Er was een goede reden dat bij de iprichting van de VS werd vastgelegd dat iedere staat 2 senatoren zou leveren, juist om te voorkomen dat de dichtbevolkte staten de minder bevolkte staten constant konden overstemmen. Idem op lokaler niveau.
De EU is wat dat betreft een gedrocht omdat de grotere landen gewoon feitelijk gewoon alles bepalen, indanks het feitcdat diverse kleinere landen, inclusief NL, per hoofd van de bevolking veel meer betalen aan de club, ondanks dat die kleine landen vaak netto betalers zijn en veel grote landen netto ontvangers.
Dat betekent dat het fundamenteel niet anders is dan het idee dat kleinere landen onderworpen en schatplichtig zijn aan die grotere landen.
Beste is om er zsm uit te stappen, de verliezen te nemen en terug te keren naar individuele, autonome, staten die met elkaar handelsverdragen sluiten zoals het hen zelf uitkomt en ieder hun eigen (grond)wetten hebben.
Efficiënt en integer bestuur is voor de EU dan ook nooit het uitgangspunt en doel geweest, het gaat louter om geld graaien en verdeel en heers.
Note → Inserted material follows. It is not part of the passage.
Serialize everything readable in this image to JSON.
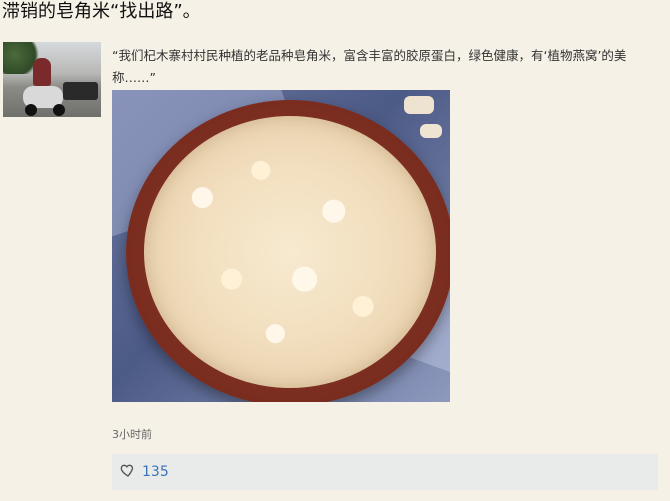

https://www.telegraaf.nl/nieuws/1052118996/polen-krijgt-boete-van-een-miljoen-euro-per-dag
Het is nog even wachten anders 10 gijzelaars worden er per dag geëxecuteerd
@Willie
Dat is wel ietsje meer geld dan Hugo van de rechter moet betalen (€100,-/dag) voor het niet voldoen aan de Wet Openbaarheid Bestuur.